Jelgava airport construction began in 1937 and finished in 1938. It was originally planned as civil airport, however, after Soviet annexation of Latvia in 1940 it became a base for Soviet military aircraft, and continued so after WWII was over. Since 1945, the airfield was used by various Soviet air force units. Air Base Jelgava was part of the first defense line of the Soviet Union. While Air Base Tukums was one of the main Soviet Air Force bases in Latvia for aircraft like the Mig-29 and SU-27, air base Jelgava was a backup base with one runway. The air base was maintained for possible backup and used for helicopters and some light aircraft. In the 1980s the runway was extended to be 2500 meters long and 45 meters wide to allow use by jet aircraft.

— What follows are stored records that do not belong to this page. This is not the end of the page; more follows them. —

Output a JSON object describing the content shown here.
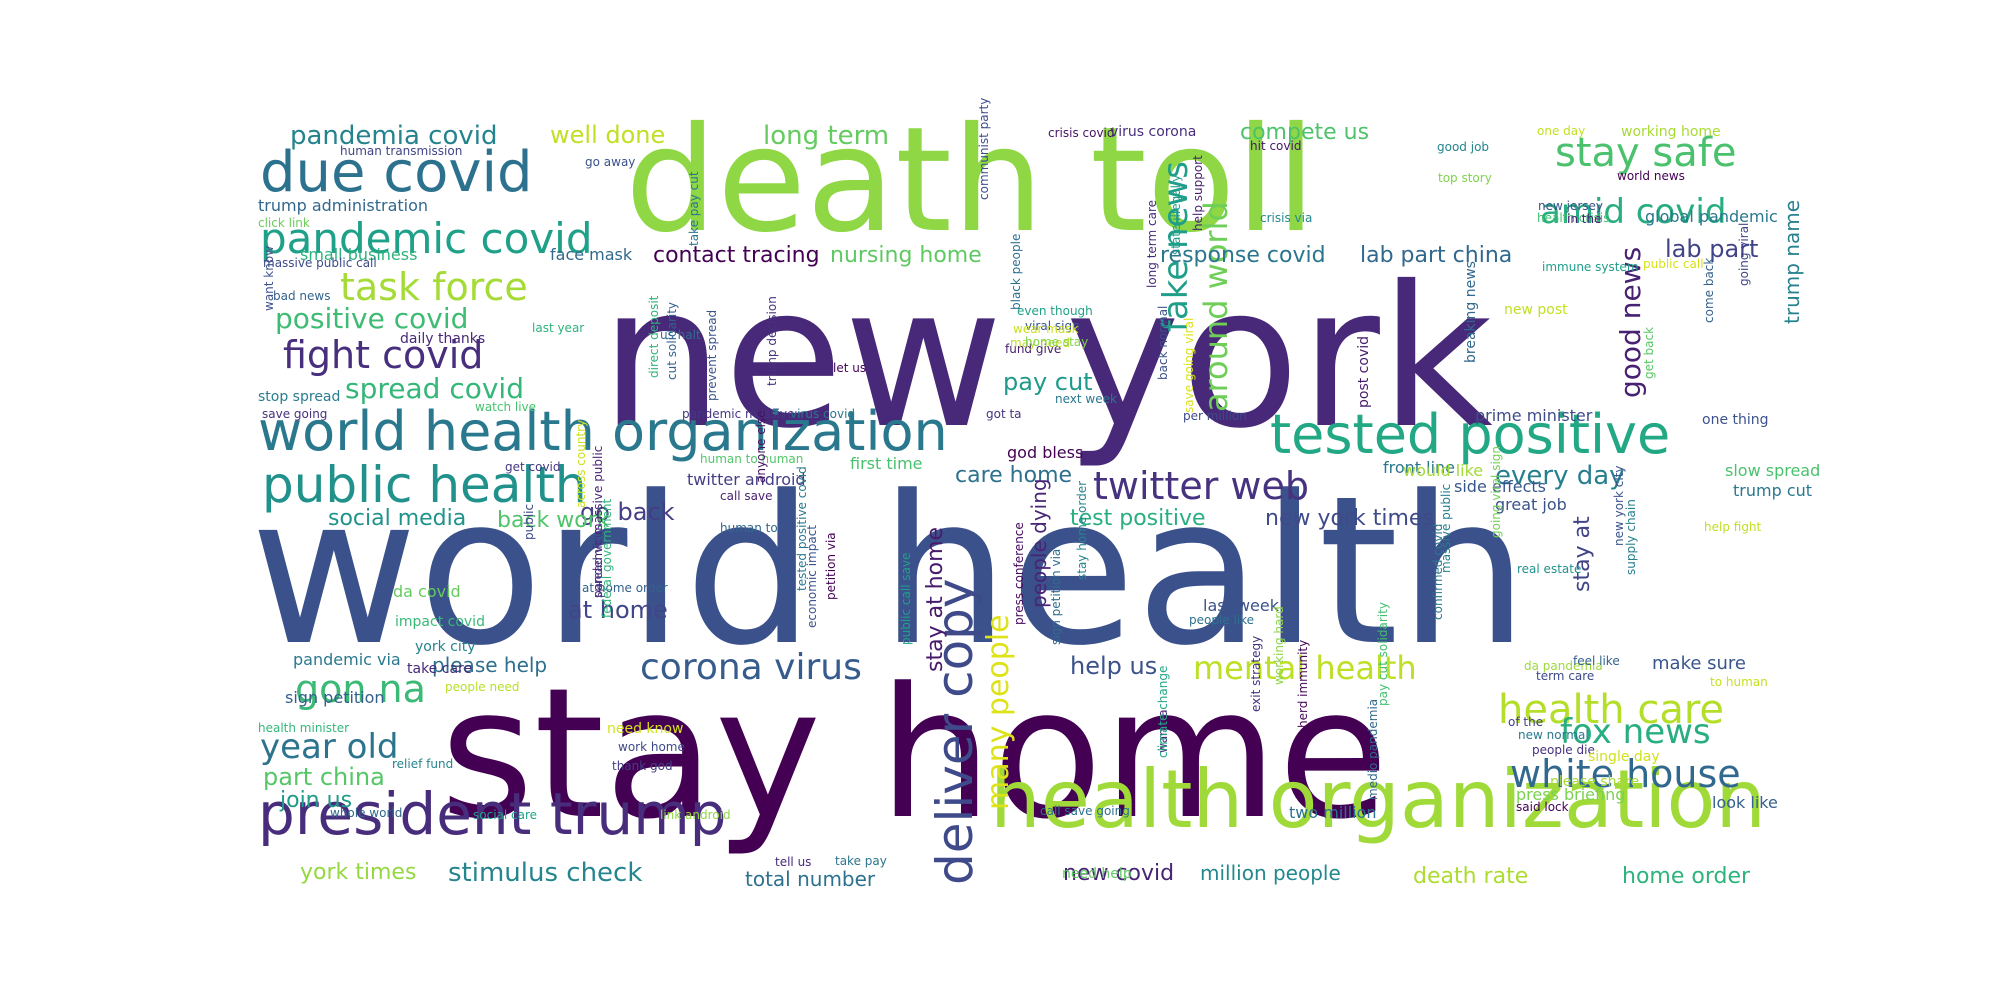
{
  "words": [
    {
      "text": "new york",
      "color": "#482878"
    },
    {
      "text": "world health",
      "color": "#3b518b"
    },
    {
      "text": "stay home",
      "color": "#440154"
    },
    {
      "text": "death toll",
      "color": "#8fd744"
    },
    {
      "text": "health organization",
      "color": "#a0da39"
    },
    {
      "text": "world health organization",
      "color": "#2a788e"
    },
    {
      "text": "tested positive",
      "color": "#22a884"
    },
    {
      "text": "president trump",
      "color": "#472d7b"
    },
    {
      "text": "due covid",
      "color": "#2c728e"
    },
    {
      "text": "public health",
      "color": "#21918c"
    },
    {
      "text": "pandemic covid",
      "color": "#1fa088"
    },
    {
      "text": "deliver copy",
      "color": "#3e4a89"
    },
    {
      "text": "twitter web",
      "color": "#46327e"
    },
    {
      "text": "corona virus",
      "color": "#365c8d"
    },
    {
      "text": "fight covid",
      "color": "#472f7d"
    },
    {
      "text": "task force",
      "color": "#a5db36"
    },
    {
      "text": "stay safe",
      "color": "#4ac16d"
    },
    {
      "text": "amid covid",
      "color": "#27ad81"
    },
    {
      "text": "health care",
      "color": "#b5de2b"
    },
    {
      "text": "white house",
      "color": "#31688e"
    },
    {
      "text": "mental health",
      "color": "#bddf26"
    },
    {
      "text": "fox news",
      "color": "#28ae80"
    },
    {
      "text": "many people",
      "color": "#dde318"
    },
    {
      "text": "fake news",
      "color": "#1f9e89"
    },
    {
      "text": "around world",
      "color": "#6ece58"
    },
    {
      "text": "good news",
      "color": "#482173"
    },
    {
      "text": "gon na",
      "color": "#3aba76"
    },
    {
      "text": "year old",
      "color": "#2c738e"
    },
    {
      "text": "positive covid",
      "color": "#3fbc73"
    },
    {
      "text": "every day",
      "color": "#277f8e"
    },
    {
      "text": "spread covid",
      "color": "#35b779"
    },
    {
      "text": "stimulus check",
      "color": "#25858e"
    },
    {
      "text": "pandemia covid",
      "color": "#25838e"
    },
    {
      "text": "long term",
      "color": "#63cb5f"
    },
    {
      "text": "well done",
      "color": "#c0df25"
    },
    {
      "text": "compete us",
      "color": "#4ec36b"
    },
    {
      "text": "lab part",
      "color": "#414487"
    },
    {
      "text": "lab part china",
      "color": "#31688e"
    },
    {
      "text": "contact tracing",
      "color": "#440154"
    },
    {
      "text": "nursing home",
      "color": "#5ec962"
    },
    {
      "text": "response covid",
      "color": "#2a768e"
    },
    {
      "text": "trump name",
      "color": "#26828e"
    },
    {
      "text": "pay cut",
      "color": "#1f9a8a"
    },
    {
      "text": "care home",
      "color": "#2d718e"
    },
    {
      "text": "at home",
      "color": "#404688"
    },
    {
      "text": "go back",
      "color": "#433e85"
    },
    {
      "text": "back work",
      "color": "#50c46a"
    },
    {
      "text": "social media",
      "color": "#20928c"
    },
    {
      "text": "test positive",
      "color": "#29af7f"
    },
    {
      "text": "new york times",
      "color": "#3e4a89"
    },
    {
      "text": "help us",
      "color": "#3b528b"
    },
    {
      "text": "please help",
      "color": "#2e6e8e"
    },
    {
      "text": "part china",
      "color": "#56c667"
    },
    {
      "text": "join us",
      "color": "#1e9b8a"
    },
    {
      "text": "york times",
      "color": "#95d840"
    },
    {
      "text": "new covid",
      "color": "#482475"
    },
    {
      "text": "million people",
      "color": "#23888e"
    },
    {
      "text": "death rate",
      "color": "#addc30"
    },
    {
      "text": "home order",
      "color": "#2eb37c"
    },
    {
      "text": "total number",
      "color": "#2d718e"
    },
    {
      "text": "press briefing",
      "color": "#7ad151"
    },
    {
      "text": "look like",
      "color": "#34618d"
    },
    {
      "text": "make sure",
      "color": "#39568c"
    },
    {
      "text": "stay at home",
      "color": "#481a6c"
    },
    {
      "text": "people dying",
      "color": "#482576"
    },
    {
      "text": "stay at",
      "color": "#414487"
    },
    {
      "text": "sign petition",
      "color": "#355f8d"
    },
    {
      "text": "pandemic via",
      "color": "#2a788e"
    },
    {
      "text": "small business",
      "color": "#2db27d"
    },
    {
      "text": "face mask",
      "color": "#31688e"
    },
    {
      "text": "da covid",
      "color": "#65cb5e"
    },
    {
      "text": "impact covid",
      "color": "#38b977"
    },
    {
      "text": "york city",
      "color": "#26828e"
    },
    {
      "text": "take care",
      "color": "#482979"
    },
    {
      "text": "first time",
      "color": "#48c16e"
    },
    {
      "text": "twitter android",
      "color": "#433e85"
    },
    {
      "text": "slow spread",
      "color": "#4ac16d"
    },
    {
      "text": "trump cut",
      "color": "#2a788e"
    },
    {
      "text": "great job",
      "color": "#3b528b"
    },
    {
      "text": "front line",
      "color": "#2a768e"
    },
    {
      "text": "would like",
      "color": "#a2da37"
    },
    {
      "text": "side effects",
      "color": "#39568c"
    },
    {
      "text": "prime minister",
      "color": "#3e4c8a"
    },
    {
      "text": "last week",
      "color": "#3b528b"
    },
    {
      "text": "two million",
      "color": "#2c728e"
    },
    {
      "text": "god bless",
      "color": "#440154"
    },
    {
      "text": "global pandemic",
      "color": "#2a778e"
    },
    {
      "text": "trump administration",
      "color": "#31688e"
    },
    {
      "text": "human transmission",
      "color": "#404588"
    },
    {
      "text": "stop spread",
      "color": "#287d8e"
    },
    {
      "text": "daily thanks",
      "color": "#482878"
    },
    {
      "text": "watch live",
      "color": "#46c06f"
    },
    {
      "text": "save going",
      "color": "#46327e"
    },
    {
      "text": "bad news",
      "color": "#33638d"
    },
    {
      "text": "want know",
      "color": "#3b528b"
    },
    {
      "text": "last year",
      "color": "#2db27d"
    },
    {
      "text": "click link",
      "color": "#6ccd5a"
    },
    {
      "text": "massive public call",
      "color": "#3e4a89"
    },
    {
      "text": "go away",
      "color": "#3b528b"
    },
    {
      "text": "human to human",
      "color": "#52c569"
    },
    {
      "text": "call save",
      "color": "#481f70"
    },
    {
      "text": "human to",
      "color": "#31688e"
    },
    {
      "text": "get covid",
      "color": "#453781"
    },
    {
      "text": "need know",
      "color": "#d2e21b"
    },
    {
      "text": "work home",
      "color": "#3e4989"
    },
    {
      "text": "thank god",
      "color": "#433e85"
    },
    {
      "text": "relief fund",
      "color": "#25848e"
    },
    {
      "text": "whole world",
      "color": "#31688e"
    },
    {
      "text": "social care",
      "color": "#20a486"
    },
    {
      "text": "link android",
      "color": "#90d743"
    },
    {
      "text": "take pay",
      "color": "#2b758e"
    },
    {
      "text": "tell us",
      "color": "#472a7a"
    },
    {
      "text": "health minister",
      "color": "#35b779"
    },
    {
      "text": "people need",
      "color": "#b8de29"
    },
    {
      "text": "need help",
      "color": "#5ec962"
    },
    {
      "text": "call save going",
      "color": "#2d708e"
    },
    {
      "text": "at home order",
      "color": "#34608d"
    },
    {
      "text": "per million",
      "color": "#3e4a89"
    },
    {
      "text": "next week",
      "color": "#2a788e"
    },
    {
      "text": "got ta",
      "color": "#46337e"
    },
    {
      "text": "let us",
      "color": "#440154"
    },
    {
      "text": "virus covid",
      "color": "#2a768e"
    },
    {
      "text": "pandemic massive",
      "color": "#453882"
    },
    {
      "text": "us halt",
      "color": "#2e6f8e"
    },
    {
      "text": "fund give",
      "color": "#482071"
    },
    {
      "text": "viral sign",
      "color": "#39568c"
    },
    {
      "text": "even though",
      "color": "#1fa187"
    },
    {
      "text": "may need",
      "color": "#bddf26"
    },
    {
      "text": "wear mask",
      "color": "#cae11f"
    },
    {
      "text": "home stay",
      "color": "#84d44b"
    },
    {
      "text": "crisis covid",
      "color": "#471365"
    },
    {
      "text": "virus corona",
      "color": "#472f7d"
    },
    {
      "text": "hit covid",
      "color": "#481668"
    },
    {
      "text": "good job",
      "color": "#25848e"
    },
    {
      "text": "top story",
      "color": "#7fd34e"
    },
    {
      "text": "new jersey",
      "color": "#3b528b"
    },
    {
      "text": "health crisis",
      "color": "#44bf70"
    },
    {
      "text": "one day",
      "color": "#c2df23"
    },
    {
      "text": "working home",
      "color": "#a8db34"
    },
    {
      "text": "world news",
      "color": "#440154"
    },
    {
      "text": "in the",
      "color": "#482173"
    },
    {
      "text": "crisis via",
      "color": "#23888e"
    },
    {
      "text": "immune system",
      "color": "#1f9e89"
    },
    {
      "text": "public call",
      "color": "#d8e219"
    },
    {
      "text": "new post",
      "color": "#c2df23"
    },
    {
      "text": "one thing",
      "color": "#3b528b"
    },
    {
      "text": "of the",
      "color": "#433e85"
    },
    {
      "text": "new normal",
      "color": "#2a788e"
    },
    {
      "text": "people die",
      "color": "#46307e"
    },
    {
      "text": "single day",
      "color": "#d0e11c"
    },
    {
      "text": "please share",
      "color": "#a5db36"
    },
    {
      "text": "said lock",
      "color": "#440154"
    },
    {
      "text": "da pandemia",
      "color": "#9dd93b"
    },
    {
      "text": "term care",
      "color": "#3e4989"
    },
    {
      "text": "feel like",
      "color": "#34618d"
    },
    {
      "text": "to human",
      "color": "#c8e020"
    },
    {
      "text": "help fight",
      "color": "#c0df25"
    },
    {
      "text": "real estate",
      "color": "#21918c"
    },
    {
      "text": "people like",
      "color": "#2c728e"
    },
    {
      "text": "going viral",
      "color": "#404688"
    },
    {
      "text": "come back",
      "color": "#34618d"
    },
    {
      "text": "get back",
      "color": "#58c765"
    },
    {
      "text": "breaking news",
      "color": "#31688e"
    },
    {
      "text": "post covid",
      "color": "#481c6e"
    },
    {
      "text": "save going viral",
      "color": "#d8e219"
    },
    {
      "text": "back normal",
      "color": "#3b528b"
    },
    {
      "text": "help support",
      "color": "#481f70"
    },
    {
      "text": "state illegally",
      "color": "#1f9e89"
    },
    {
      "text": "long term care",
      "color": "#472a7a"
    },
    {
      "text": "black people",
      "color": "#2e6f8e"
    },
    {
      "text": "communist party",
      "color": "#3d4d8a"
    },
    {
      "text": "take pay cut",
      "color": "#2a768e"
    },
    {
      "text": "direct deposit",
      "color": "#2eb37c"
    },
    {
      "text": "prevent spread",
      "color": "#3a538b"
    },
    {
      "text": "cut solidarity",
      "color": "#33638d"
    },
    {
      "text": "anyone else",
      "color": "#471063"
    },
    {
      "text": "trump decision",
      "color": "#46327e"
    },
    {
      "text": "massive public",
      "color": "#277f8e"
    },
    {
      "text": "going viral sign",
      "color": "#75d054"
    },
    {
      "text": "new york city",
      "color": "#3a548c"
    },
    {
      "text": "supply chain",
      "color": "#26818e"
    },
    {
      "text": "across country",
      "color": "#cde11d"
    },
    {
      "text": "public",
      "color": "#3e4a89"
    },
    {
      "text": "pandemic massive public",
      "color": "#482475"
    },
    {
      "text": "spread virus",
      "color": "#443a83"
    },
    {
      "text": "federal government",
      "color": "#2fb47c"
    },
    {
      "text": "tested positive covid",
      "color": "#2a788e"
    },
    {
      "text": "petition via",
      "color": "#440154"
    },
    {
      "text": "public call save",
      "color": "#1fa088"
    },
    {
      "text": "economic impact",
      "color": "#3b528b"
    },
    {
      "text": "sign petition via",
      "color": "#2e6e8e"
    },
    {
      "text": "press conference",
      "color": "#46085c"
    },
    {
      "text": "stay home order",
      "color": "#25848e"
    },
    {
      "text": "wan na",
      "color": "#482979"
    },
    {
      "text": "climate change",
      "color": "#22a884"
    },
    {
      "text": "exit strategy",
      "color": "#46307e"
    },
    {
      "text": "herd immunity",
      "color": "#450457"
    },
    {
      "text": "working hard",
      "color": "#8bd646"
    },
    {
      "text": "medio pandemia",
      "color": "#31688e"
    },
    {
      "text": "confirmed covid",
      "color": "#2a788e"
    },
    {
      "text": "pay cut solidarity",
      "color": "#44bf70"
    }
  ]
}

The 285th OVE REB (Russian Отдельная вертолётная эскадрилья Радиоэлектронной борьбы, Independent Electronic Warfare Helicopter Squadron) flying modifications of Mi-8 aircraft was based here from 1979. In the late 1980s Riga DOSAAF relocated to the adjacent field from Spilve and used it for skydiving and gliding sport. Due to Latvian independence, in 1992 the helicopter squadron was relocated to Lyambir air base near Saransk, and later dissolved. The airfield was since then used by general aviation, mostly skydivers and small aircraft. The skydiving operation was shut down in 2010 due to death of the dropzone owner. The same year, a larger portion of runway concrete was removed, shortening it to just 800 meters, and narrowing to 20 meters. Most taxiways and aircraft parking spots were also removed.

As of 2018, the airfield took up only a fraction of the former air base territory. Most of the territory is reclaimed by nature, and the majority of former military buildings are abandoned or collapsed. Some areas are also used for airsoft games and ATV riding. Today, the airfield is owned by the municipality, with overgrowth spreading over the concrete runway plates, leaving some uneven.